Nohora apareció una tarde como esa llena de colores, de asomos de caribe en el valle de los Muiscas. Nohorita vendía artesanías y le hacía trampa a la vida. Carrera cuarta, avenida diecinueve, esquina.
2
Nohora del Carmen Chávez Silva iba y venía por la avenida, se paraba en las esquinas, miraba de soslayo, se camuflaba, era una sombra en la mitad del día. Había tomado sangre de gato y cargaba la cola del animal disecado en su pecho, como un amuleto, estaba totalmente protegida, eso creía, había sido rezada cuando chiquita.
Nohora la mujer de Andrés, así se presentaba a la gente en la calle, era vieja guardia en el parche de la vida y sólo cargaba con diez y siete añitos encima, era menuda, pequeñita, decía que el bazuco estaba acabando con sus encantos y al mismo tiempo que lo decía se cogía sus pechos menudos y su tierno trasero, pero hacía poco para remediarlo. Sus ojos eran del tamaño del gato que sacrificaron con Andrés y el cuesco del Alex, y cuando estaba muy trabada, pacheca, turca o torcida se parecía al gato Garfield.

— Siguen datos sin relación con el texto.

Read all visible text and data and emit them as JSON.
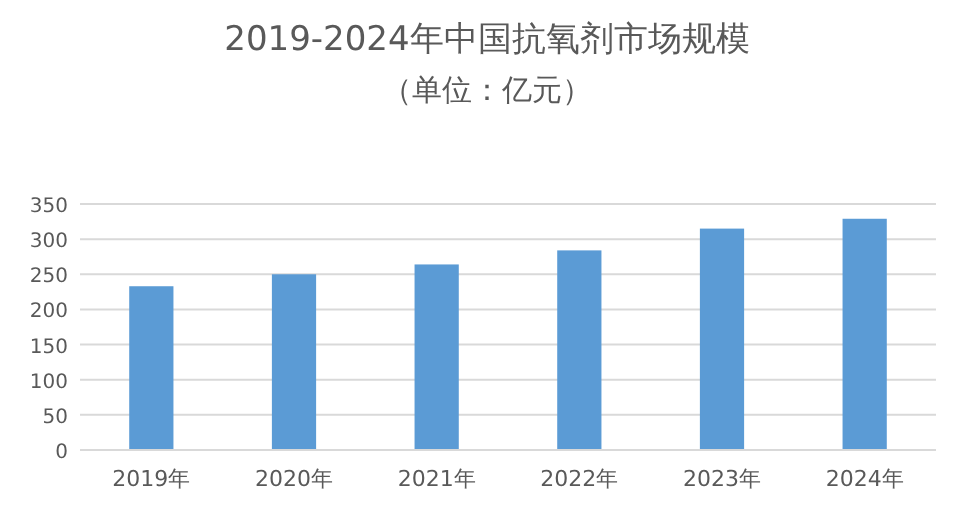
{
  "chart_data": {
    "type": "bar",
    "title": "2019-2024年中国抗氧剂市场规模",
    "subtitle": "（单位：亿元）",
    "categories": [
      "2019年",
      "2020年",
      "2021年",
      "2022年",
      "2023年",
      "2024年"
    ],
    "values": [
      233,
      250,
      264,
      284,
      315,
      329
    ],
    "color": "#5b9bd5",
    "ylim": [
      0,
      350
    ],
    "yticks": [
      0,
      50,
      100,
      150,
      200,
      250,
      300,
      350
    ],
    "grid": "y"
  }
}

Desde pequeñita había preferido rodar por las calles con su parche de amigos, rebuscársela en los diferentes negocios que ofrece la calle y guerrearla a ser una manteca, ella solía decir que no servía para andar sirviendo en casa de ricos, que prefería camellarla con la baretica y el incienso, que a un paco de mil del cartucho le sacaba hasta diez lucas acá en el centro y que ahora que ya no metía tanto bazuco estaba mejor, un poco más gordita.
3
Andrés el marido de Nohora estaba encanado hacía un par de días, lo iban a trasladar a la cárcel Modelo de Bogotá, a Nohora eso le preocupaba un resto, ella sabía que allá adentro seguro que a su Andrés se lo comían, por más alcanfor que le echaran a la comida, en cualquier descuidito lleve mi hermano: se lo comían. Como a cualquier César Garvinba.
Nohora trataba de visitarlo todos los días, le llevaba bocadillos y ropa limpia y se llevaba la ropa sucia y la agonía. No sabía porque seguía con él después de tanto tiempo, no sabía si era amor, costumbre, apego, o era ya como parte de la vida, algo así como el apego que le tenía al sukito, a la pavorosa irrealidad de unas bichas, a la pipa, a esos plones que se le anidaban en el fondo de la cabeza y le hacían perder la noción del tiempo y el entorno, a la pipa con ceniza: carros. Días y días corriendo a la velocidad de semejantes aparatos, fumando chirretes de bazuco en cualquier rincón del cartucho, entre la basura, el miedo y las bichas.

4
La calle ahora se ha vuelto más peligrosa, una mañana, Nohora regresaba a regañadientas en sí, después de una noche de chirretes, regateo y excesos. Afuera todos corrían de un lado para otro, ñeras y ñeros corrían como locos, arrastraban sus mugres y sus cobijas, gritaban, aullaban, caían, la adrenalina se respiraba también en el ambiente, unas motos y una camioneta de vidrios negros estaban "haciendo limpieza", disparaban a lo loco, y al loco, a lo que se moviera, a lo que corriera. Nohorita no entendía, no recordaba, sus manos aún sostenían la pipa medio destruida y sus ojos no regresaban del todo a esta realidad. En medio de tanto ruido podía escuchar, como un tambor gigante, el palpitar de su estrepitoso corazón, corría con todas sus fuerzas y le parecía que la moto o la maldita camioneta ya la alcanzaban. El olor a pólvora y a carne quemada empezó a inundar las calles del sector. Mientras Nohorita corría desesperada para salvar su vida pudo ver como caían sus conocidos: ignacito el niño más pepero de la ele, el siete muertos, cliente de cinco huecos, y Marta, su Martica, compañera de tantas aventuras rodó por el suelo con su pequeño bebé ensangrentado colgado de sus brazos.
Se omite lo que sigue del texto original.